## Basic Statistics Formulas

---

**Mean**

The mean (average) is:

$\mu = \frac{1}{n} \sum_{i=1}^{n} x_i$

---

**Variance (Population)**

The variance is:

$\sigma^2 = \frac{1}{n} \sum_{i=1}^{n} (x_i - \mu)^2$

---

**Standard Deviation**

The standard deviation is the square root of the variance:

$\sigma = \sqrt{\sigma^2}$

---

**Where:**

- $n$ is the number of data points  
- $x_i$ is each individual data point  
- $\mu$ is the mean  
- $\sigma^2$ is the variance  
- $\sigma$ is the standard deviation


In [2]:
# implement formula to calculate mean, variance and standard deviation

import numpy as np

# Sample data: e.g., vibration measurements in mm
data = np.array([2.3, 2.5, 2.4, 2.6, 2.7, 2.4, 2.5, 2.6, 2.2, 2.5, 2.2])

# Step 1: Calculate mean
mean = np.mean(data)

# Step 2: Calculate variance (population)
variance = np.sum((data - mean) ** 2) / len(data)

# Step 3: Calculate standard deviation
std_dev = np.sqrt(variance)

print("Mean:", mean)
print("Variance:", variance)
print("Standard Deviation:", std_dev)


Mean: 2.4454545454545453
Variance: 0.02429752066115703
Standard Deviation: 0.15587661999529318


## Least Squares Linear Regression Equations

The goal is to fit a line of the form:

$y = mx + c$

where:  
- $m$ is the slope of the line.  
- $c$ is the intercept.

---

### **Formulas**

**Slope ($m$)**

$m = \frac{n \sum xy - \sum x \sum y}{n \sum x^2 - (\sum x)^2}$

---

**Intercept ($c$)**

$c = \frac{\sum y - m \sum x}{n}$

---

Where:  
- $n$ = number of data points  
- $x$ = independent variable (e.g., strain)  
- $y$ = dependent variable (e.g., stress)


In [4]:
# Suppose you measure the stress (force per unit area) and the corresponding strain (deformation) in a material test.
# The relationship is approximately linear in the elastic region:

# Stress = E * Strain
# where E = Young’s Modulus (slope of the line)

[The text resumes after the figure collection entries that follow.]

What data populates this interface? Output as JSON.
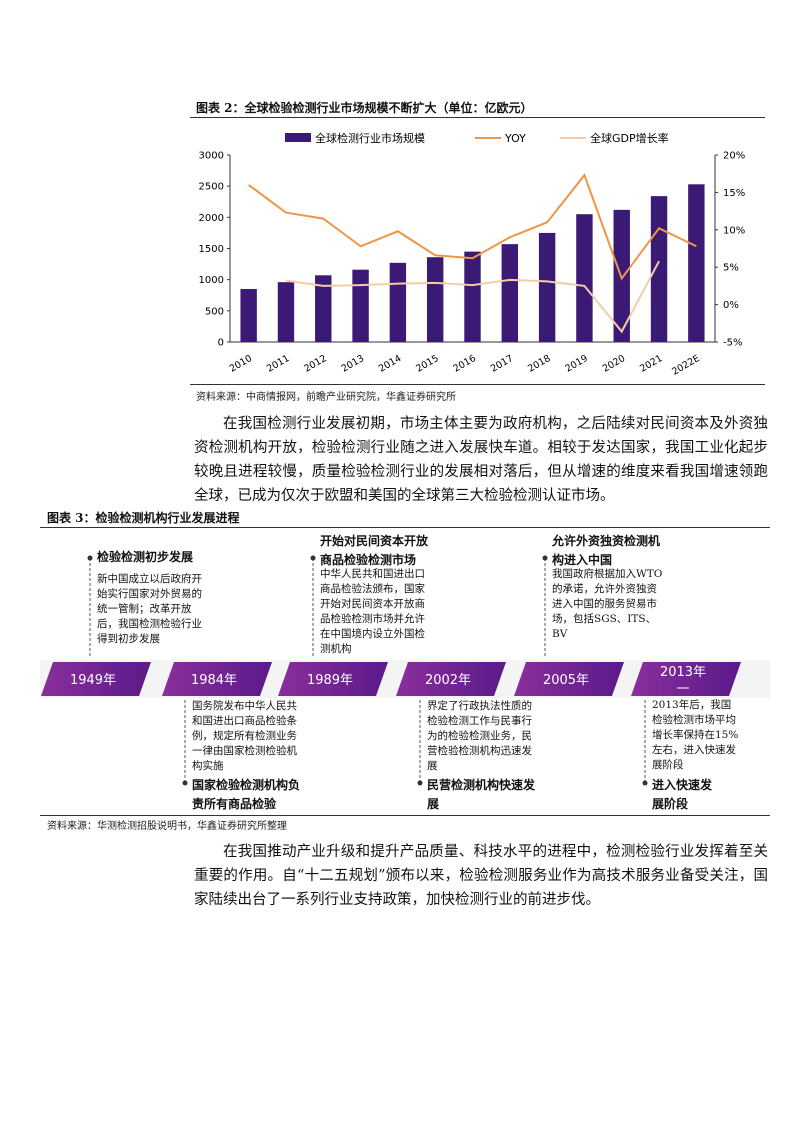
{
  "figure2": {
    "title": "图表 2：全球检验检测行业市场规模不断扩大（单位：亿欧元）",
    "source": "资料来源：中商情报网，前瞻产业研究院，华鑫证券研究所"
  },
  "chart_data": {
    "type": "bar-line",
    "categories": [
      "2010",
      "2011",
      "2012",
      "2013",
      "2014",
      "2015",
      "2016",
      "2017",
      "2018",
      "2019",
      "2020",
      "2021",
      "2022E"
    ],
    "series": [
      {
        "name": "全球检测行业市场规模",
        "type": "bar",
        "color": "#3b1a76",
        "values": [
          850,
          960,
          1070,
          1160,
          1270,
          1360,
          1450,
          1570,
          1750,
          2050,
          2120,
          2340,
          2530
        ]
      },
      {
        "name": "YOY",
        "type": "line",
        "axis": "y2",
        "color": "#ef9545",
        "values": [
          16,
          12.3,
          11.5,
          7.8,
          9.8,
          6.6,
          6.2,
          9,
          11,
          17.3,
          3.5,
          10.2,
          7.8
        ]
      },
      {
        "name": "全球GDP增长率",
        "type": "line",
        "axis": "y2",
        "color": "#f6cba9",
        "values": [
          null,
          3.2,
          2.5,
          2.6,
          2.8,
          2.9,
          2.6,
          3.3,
          3.1,
          2.5,
          -3.6,
          5.8,
          null
        ]
      }
    ],
    "ylim": [
      0,
      3000
    ],
    "yticks": [
      0,
      500,
      1000,
      1500,
      2000,
      2500,
      3000
    ],
    "y2lim": [
      -5,
      20
    ],
    "y2ticks": [
      {
        "value": -5,
        "label": "-5%"
      },
      {
        "value": 0,
        "label": "0%"
      },
      {
        "value": 5,
        "label": "5%"
      },
      {
        "value": 10,
        "label": "10%"
      },
      {
        "value": 15,
        "label": "15%"
      },
      {
        "value": 20,
        "label": "20%"
      }
    ],
    "legend": "top"
  },
  "paragraph1": "在我国检测行业发展初期，市场主体主要为政府机构，之后陆续对民间资本及外资独资检测机构开放，检验检测行业随之进入发展快车道。相较于发达国家，我国工业化起步较晚且进程较慢，质量检验检测行业的发展相对落后，但从增速的维度来看我国增速领跑全球，已成为仅次于欧盟和美国的全球第三大检验检测认证市场。",
  "figure3": {
    "title": "图表 3：检验检测机构行业发展进程",
    "source": "资料来源：华测检测招股说明书，华鑫证券研究所整理",
    "milestones": [
      {
        "year": "1949年",
        "heading": "检验检测初步发展",
        "text": "新中国成立以后政府开始实行国家对外贸易的统一管制；改革开放后，我国检测检验行业得到初步发展"
      },
      {
        "year": "1984年",
        "heading": "国家检验检测机构负责所有商品检验",
        "text": "国务院发布中华人民共和国进出口商品检验条例，规定所有检测业务一律由国家检测检验机构实施"
      },
      {
        "year": "1989年",
        "heading": "开始对民间资本开放商品检验检测市场",
        "text": "中华人民共和国进出口商品检验法颁布，国家开始对民间资本开放商品检验检测市场并允许在中国境内设立外国检测机构"
      },
      {
        "year": "2002年",
        "heading": "民营检测机构快速发展",
        "text": "界定了行政执法性质的检验检测工作与民事行为的检验检测业务，民营检验检测机构迅速发展"
      },
      {
        "year": "2005年",
        "heading": "允许外资独资检测机构进入中国",
        "text": "我国政府根据加入WTO的承诺，允许外资独资进入中国的服务贸易市场，包括SGS、ITS、BV"
      },
      {
        "year": "2013年",
        "heading": "进入快速发展阶段",
        "text": "2013年后，我国检验检测市场平均增长率保持在15%左右，进入快速发展阶段"
      }
    ]
  },
  "paragraph2": "在我国推动产业升级和提升产品质量、科技水平的进程中，检测检验行业发挥着至关重要的作用。自“十二五规划”颁布以来，检验检测服务业作为高技术服务业备受关注，国家陆续出台了一系列行业支持政策，加快检测行业的前进步伐。"
}
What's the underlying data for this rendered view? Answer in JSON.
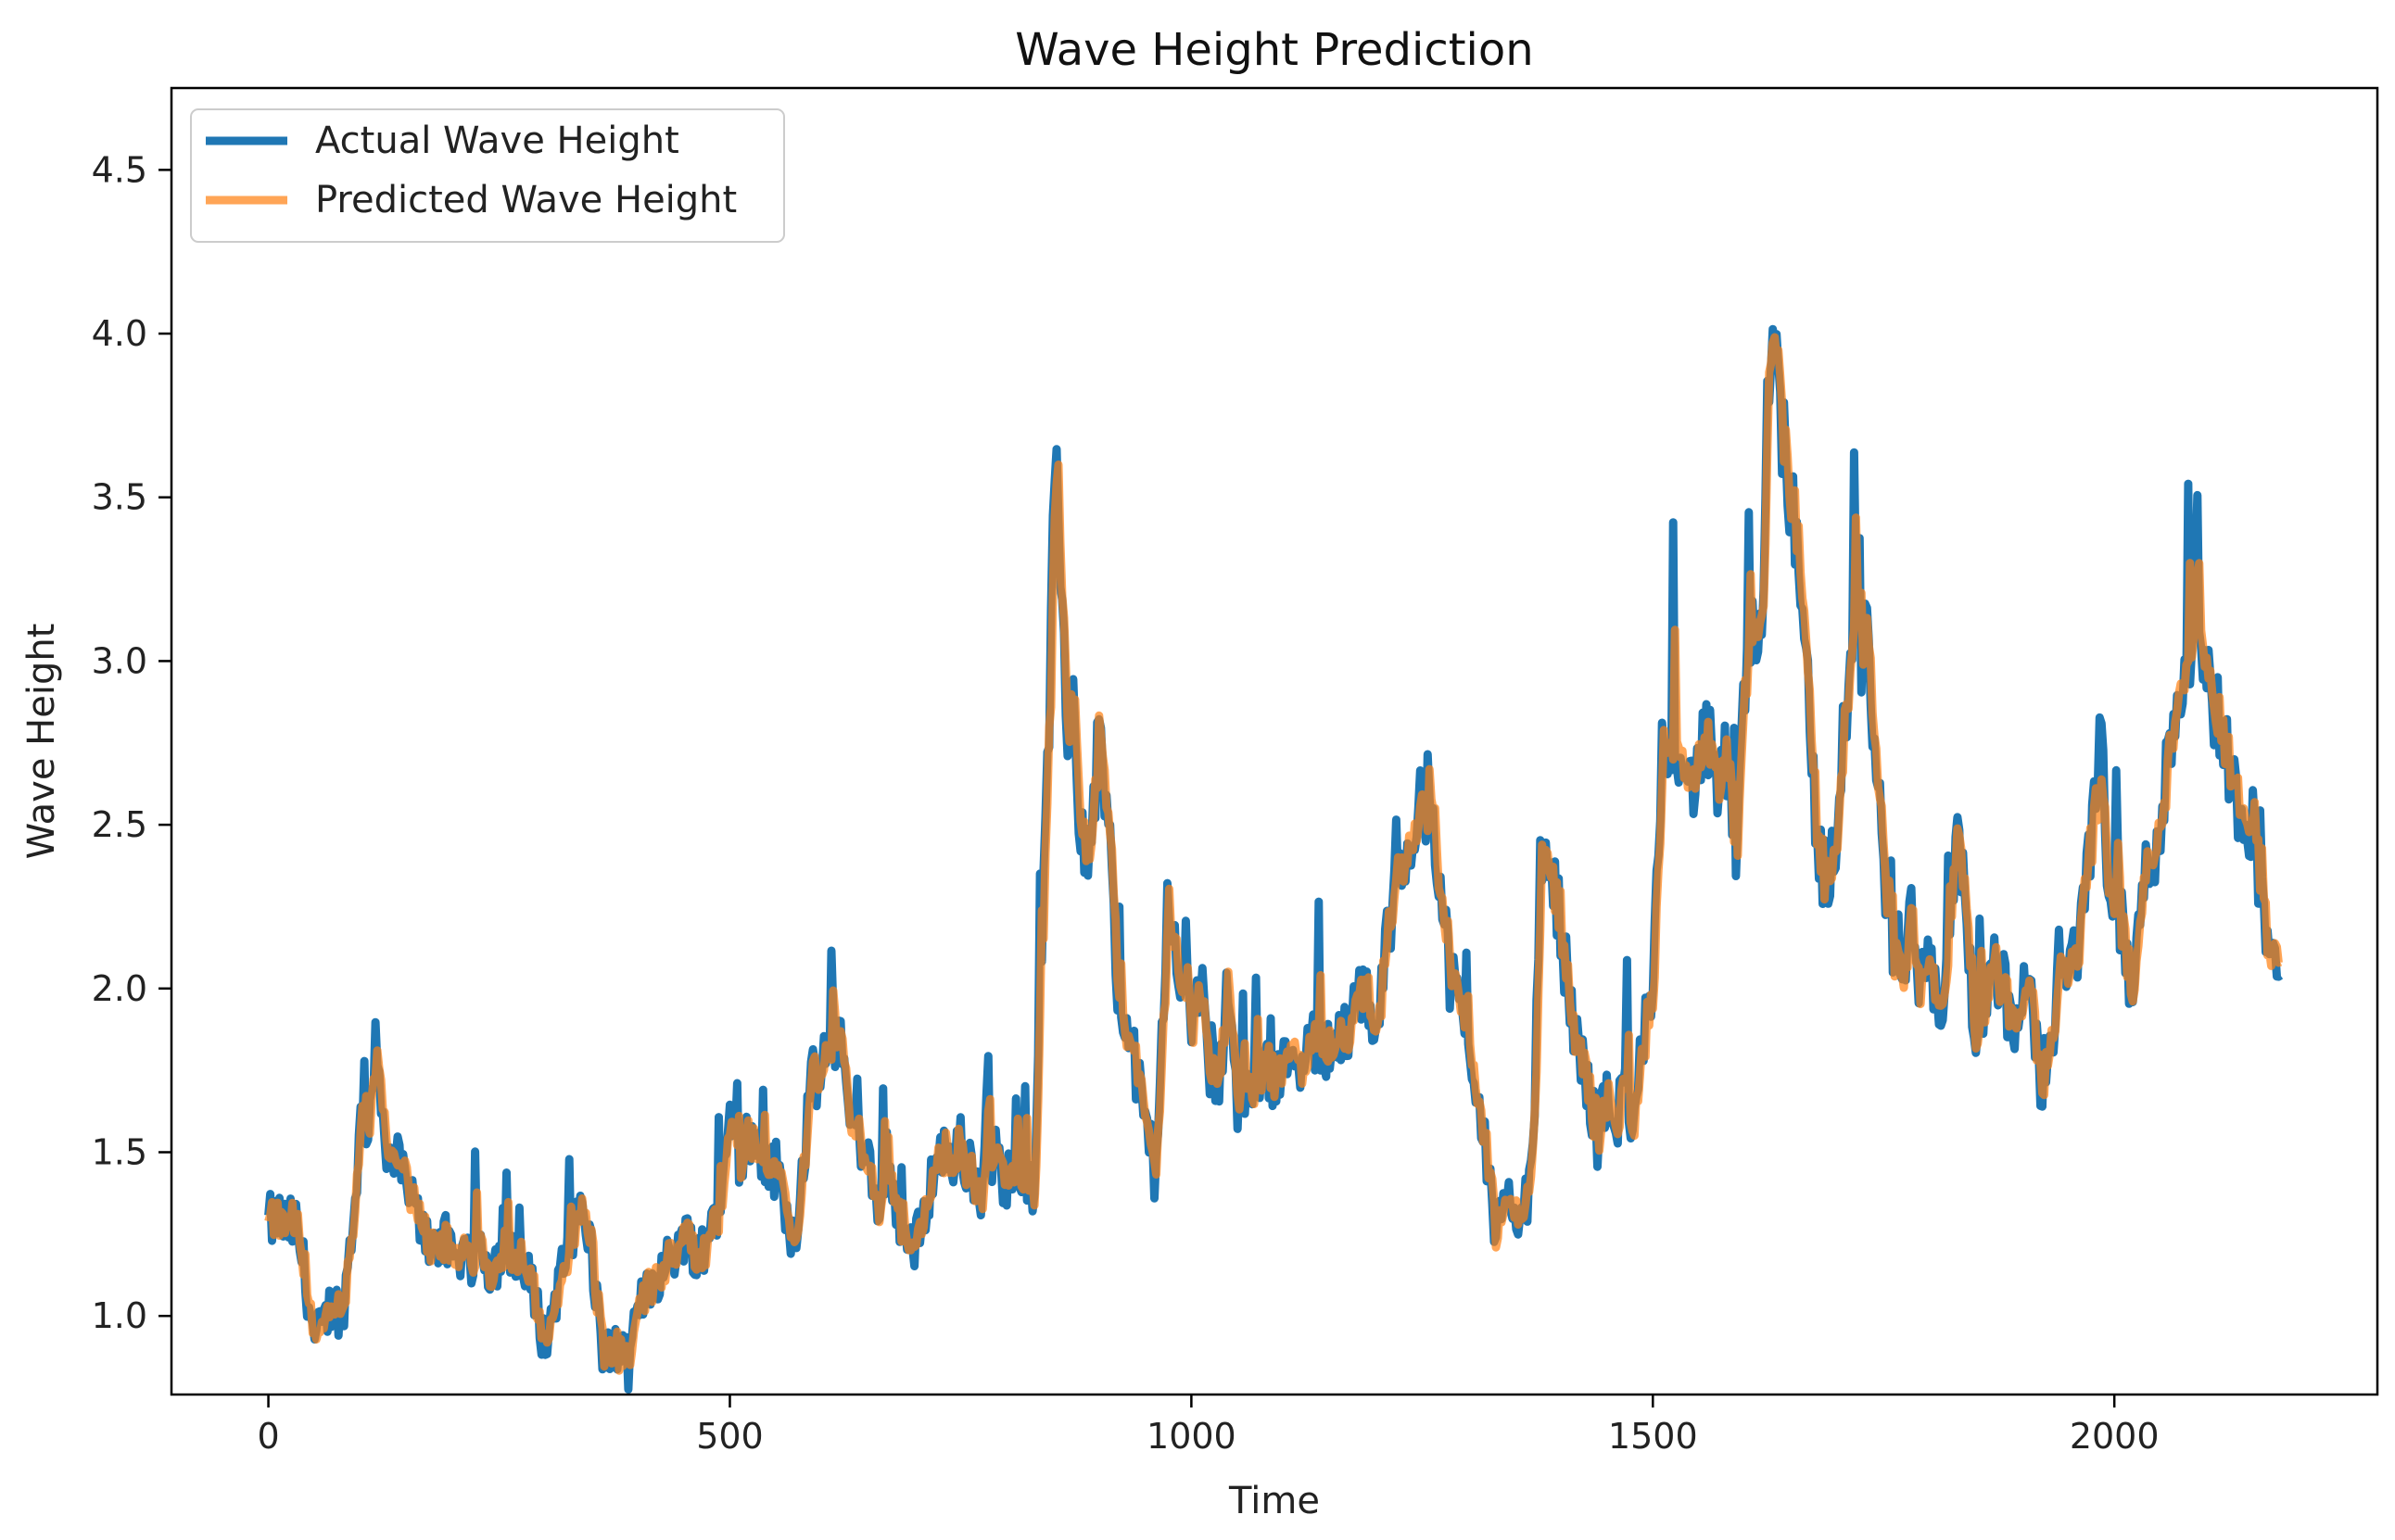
{
  "chart_data": {
    "type": "line",
    "title": "Wave Height Prediction",
    "xlabel": "Time",
    "ylabel": "Wave Height",
    "xlim": [
      -105,
      2285
    ],
    "ylim": [
      0.76,
      4.75
    ],
    "xticks": [
      0,
      500,
      1000,
      1500,
      2000
    ],
    "xtick_labels": [
      "0",
      "500",
      "1000",
      "1500",
      "2000"
    ],
    "yticks": [
      1.0,
      1.5,
      2.0,
      2.5,
      3.0,
      3.5,
      4.0,
      4.5
    ],
    "ytick_labels": [
      "1.0",
      "1.5",
      "2.0",
      "2.5",
      "3.0",
      "3.5",
      "4.0",
      "4.5"
    ],
    "grid": false,
    "legend_position": "top-left",
    "series_colors": {
      "actual": "#1f77b4",
      "predicted": "#ff7f0e"
    },
    "anchor_points": [
      [
        0,
        1.28
      ],
      [
        10,
        1.3
      ],
      [
        20,
        1.27
      ],
      [
        30,
        1.28
      ],
      [
        40,
        1.12
      ],
      [
        50,
        0.92
      ],
      [
        60,
        0.97
      ],
      [
        70,
        1.05
      ],
      [
        80,
        1.0
      ],
      [
        90,
        1.25
      ],
      [
        100,
        1.58
      ],
      [
        110,
        1.62
      ],
      [
        115,
        1.82
      ],
      [
        120,
        1.7
      ],
      [
        130,
        1.5
      ],
      [
        140,
        1.45
      ],
      [
        150,
        1.4
      ],
      [
        160,
        1.3
      ],
      [
        170,
        1.25
      ],
      [
        180,
        1.22
      ],
      [
        190,
        1.24
      ],
      [
        200,
        1.15
      ],
      [
        210,
        1.2
      ],
      [
        220,
        1.18
      ],
      [
        230,
        1.2
      ],
      [
        240,
        1.15
      ],
      [
        250,
        1.18
      ],
      [
        260,
        1.2
      ],
      [
        270,
        1.13
      ],
      [
        280,
        1.12
      ],
      [
        290,
        1.05
      ],
      [
        300,
        0.9
      ],
      [
        310,
        1.05
      ],
      [
        320,
        1.15
      ],
      [
        330,
        1.25
      ],
      [
        340,
        1.33
      ],
      [
        350,
        1.2
      ],
      [
        360,
        0.92
      ],
      [
        370,
        0.88
      ],
      [
        380,
        0.9
      ],
      [
        390,
        0.85
      ],
      [
        400,
        1.0
      ],
      [
        410,
        1.1
      ],
      [
        420,
        1.12
      ],
      [
        430,
        1.15
      ],
      [
        440,
        1.2
      ],
      [
        450,
        1.25
      ],
      [
        460,
        1.22
      ],
      [
        470,
        1.15
      ],
      [
        480,
        1.3
      ],
      [
        490,
        1.35
      ],
      [
        500,
        1.6
      ],
      [
        510,
        1.5
      ],
      [
        520,
        1.55
      ],
      [
        530,
        1.48
      ],
      [
        540,
        1.45
      ],
      [
        550,
        1.45
      ],
      [
        560,
        1.35
      ],
      [
        570,
        1.22
      ],
      [
        580,
        1.5
      ],
      [
        590,
        1.72
      ],
      [
        600,
        1.75
      ],
      [
        610,
        1.82
      ],
      [
        620,
        1.9
      ],
      [
        630,
        1.55
      ],
      [
        640,
        1.5
      ],
      [
        650,
        1.45
      ],
      [
        660,
        1.3
      ],
      [
        670,
        1.5
      ],
      [
        680,
        1.35
      ],
      [
        690,
        1.25
      ],
      [
        700,
        1.2
      ],
      [
        710,
        1.3
      ],
      [
        720,
        1.45
      ],
      [
        730,
        1.5
      ],
      [
        740,
        1.48
      ],
      [
        750,
        1.52
      ],
      [
        760,
        1.42
      ],
      [
        770,
        1.35
      ],
      [
        780,
        1.5
      ],
      [
        790,
        1.48
      ],
      [
        800,
        1.4
      ],
      [
        810,
        1.5
      ],
      [
        820,
        1.45
      ],
      [
        830,
        1.4
      ],
      [
        835,
        1.9
      ],
      [
        840,
        2.3
      ],
      [
        845,
        2.7
      ],
      [
        850,
        3.3
      ],
      [
        855,
        3.55
      ],
      [
        860,
        3.2
      ],
      [
        865,
        2.8
      ],
      [
        870,
        2.9
      ],
      [
        880,
        2.5
      ],
      [
        890,
        2.4
      ],
      [
        900,
        2.8
      ],
      [
        910,
        2.5
      ],
      [
        920,
        2.0
      ],
      [
        930,
        1.85
      ],
      [
        940,
        1.75
      ],
      [
        950,
        1.6
      ],
      [
        960,
        1.45
      ],
      [
        970,
        1.9
      ],
      [
        975,
        2.35
      ],
      [
        980,
        2.1
      ],
      [
        990,
        2.05
      ],
      [
        1000,
        1.85
      ],
      [
        1010,
        2.05
      ],
      [
        1020,
        1.7
      ],
      [
        1030,
        1.75
      ],
      [
        1040,
        2.0
      ],
      [
        1050,
        1.65
      ],
      [
        1060,
        1.72
      ],
      [
        1070,
        1.7
      ],
      [
        1080,
        1.8
      ],
      [
        1090,
        1.72
      ],
      [
        1100,
        1.75
      ],
      [
        1110,
        1.85
      ],
      [
        1120,
        1.78
      ],
      [
        1130,
        1.82
      ],
      [
        1140,
        1.85
      ],
      [
        1150,
        1.8
      ],
      [
        1160,
        1.9
      ],
      [
        1170,
        1.82
      ],
      [
        1180,
        1.95
      ],
      [
        1190,
        2.0
      ],
      [
        1200,
        1.85
      ],
      [
        1210,
        2.1
      ],
      [
        1220,
        2.3
      ],
      [
        1230,
        2.4
      ],
      [
        1240,
        2.5
      ],
      [
        1250,
        2.55
      ],
      [
        1260,
        2.6
      ],
      [
        1270,
        2.3
      ],
      [
        1280,
        2.05
      ],
      [
        1290,
        1.95
      ],
      [
        1300,
        1.85
      ],
      [
        1310,
        1.7
      ],
      [
        1320,
        1.5
      ],
      [
        1330,
        1.25
      ],
      [
        1340,
        1.3
      ],
      [
        1350,
        1.35
      ],
      [
        1360,
        1.3
      ],
      [
        1370,
        1.5
      ],
      [
        1380,
        2.4
      ],
      [
        1390,
        2.35
      ],
      [
        1400,
        2.2
      ],
      [
        1410,
        1.95
      ],
      [
        1420,
        1.8
      ],
      [
        1430,
        1.7
      ],
      [
        1440,
        1.55
      ],
      [
        1450,
        1.65
      ],
      [
        1460,
        1.6
      ],
      [
        1470,
        1.7
      ],
      [
        1480,
        1.6
      ],
      [
        1490,
        1.85
      ],
      [
        1500,
        1.95
      ],
      [
        1510,
        2.7
      ],
      [
        1520,
        2.8
      ],
      [
        1530,
        2.75
      ],
      [
        1540,
        2.6
      ],
      [
        1550,
        2.7
      ],
      [
        1560,
        2.75
      ],
      [
        1570,
        2.6
      ],
      [
        1580,
        2.7
      ],
      [
        1590,
        2.4
      ],
      [
        1600,
        2.9
      ],
      [
        1610,
        3.1
      ],
      [
        1620,
        3.2
      ],
      [
        1625,
        3.9
      ],
      [
        1630,
        4.1
      ],
      [
        1640,
        3.7
      ],
      [
        1650,
        3.5
      ],
      [
        1660,
        3.3
      ],
      [
        1670,
        2.8
      ],
      [
        1680,
        2.4
      ],
      [
        1690,
        2.3
      ],
      [
        1700,
        2.5
      ],
      [
        1710,
        2.9
      ],
      [
        1720,
        3.2
      ],
      [
        1725,
        3.0
      ],
      [
        1730,
        3.1
      ],
      [
        1740,
        2.8
      ],
      [
        1750,
        2.4
      ],
      [
        1760,
        2.1
      ],
      [
        1770,
        2.0
      ],
      [
        1780,
        2.2
      ],
      [
        1790,
        2.0
      ],
      [
        1800,
        2.05
      ],
      [
        1810,
        1.9
      ],
      [
        1820,
        2.1
      ],
      [
        1830,
        2.5
      ],
      [
        1840,
        2.2
      ],
      [
        1850,
        1.85
      ],
      [
        1860,
        2.0
      ],
      [
        1870,
        2.1
      ],
      [
        1880,
        2.0
      ],
      [
        1890,
        1.85
      ],
      [
        1900,
        1.95
      ],
      [
        1910,
        2.0
      ],
      [
        1920,
        1.7
      ],
      [
        1930,
        1.85
      ],
      [
        1940,
        2.0
      ],
      [
        1950,
        2.05
      ],
      [
        1960,
        2.1
      ],
      [
        1970,
        2.4
      ],
      [
        1980,
        2.55
      ],
      [
        1990,
        2.35
      ],
      [
        2000,
        2.3
      ],
      [
        2010,
        2.15
      ],
      [
        2020,
        1.95
      ],
      [
        2030,
        2.3
      ],
      [
        2040,
        2.4
      ],
      [
        2050,
        2.5
      ],
      [
        2060,
        2.75
      ],
      [
        2070,
        2.9
      ],
      [
        2080,
        3.05
      ],
      [
        2090,
        3.15
      ],
      [
        2100,
        2.95
      ],
      [
        2110,
        2.85
      ],
      [
        2120,
        2.75
      ],
      [
        2130,
        2.6
      ],
      [
        2140,
        2.55
      ],
      [
        2150,
        2.5
      ],
      [
        2160,
        2.3
      ],
      [
        2170,
        2.05
      ],
      [
        2180,
        2.1
      ]
    ],
    "series": [
      {
        "name": "Actual Wave Height",
        "key": "actual",
        "noise": 0.085
      },
      {
        "name": "Predicted Wave Height",
        "key": "predicted",
        "noise": 0.035
      }
    ]
  }
}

# Goal: Given a set of (strain, stress) pairs, fit a straight line:
#  y=mx+c , using Least Squares Method

import numpy as np

def linear_regression(x_values, y_values):
    """
    Perform simple linear regression (least squares) on two lists.

    Args:
        x_values (list of float): Independent variable (e.g., strain)
        y_values (list of float): Dependent variable (e.g., stress)

    Returns:
        slope (float): Slope of the best fit line
        intercept (float): Intercept of the best fit line
    """
    # Calculate sums
    n = len(x_values)
    sum_x = np.sum(x_values)
    sum_y = np.sum(y_values)
    sum_xy = np.sum(x_values * y_values)
    sum_x2 = np.sum(x_values**2)
    
    # Least squares formulas
    m = (n * sum_xy - sum_x * sum_y) / (n * sum_x2 - sum_x**2)
    c = (sum_y - m * sum_x) / n

    return m, c



# Example data
x = np.array([0.001, 0.002, 0.003, 0.004, 0.005]) # strain
y = np.array([200, 400, 610, 800, 1000]) # stress


m, c = linear_regression(x, y)

print(f"Slope (Young's Modulus) = {m:.2e} MPa")
print(f"Intercept = {c:.2f} MPa")

# Predict
new_strain = 0.0035
predicted_stress = m * new_strain + c
print(f"Predicted Stress at Strain {new_strain} = {predicted_stress:.2f} MPa")


Slope (Young's Modulus) = 2.00e+05 MPa
Intercept = 2.00 MPa
Predicted Stress at Strain 0.0035 = 702.00 MPa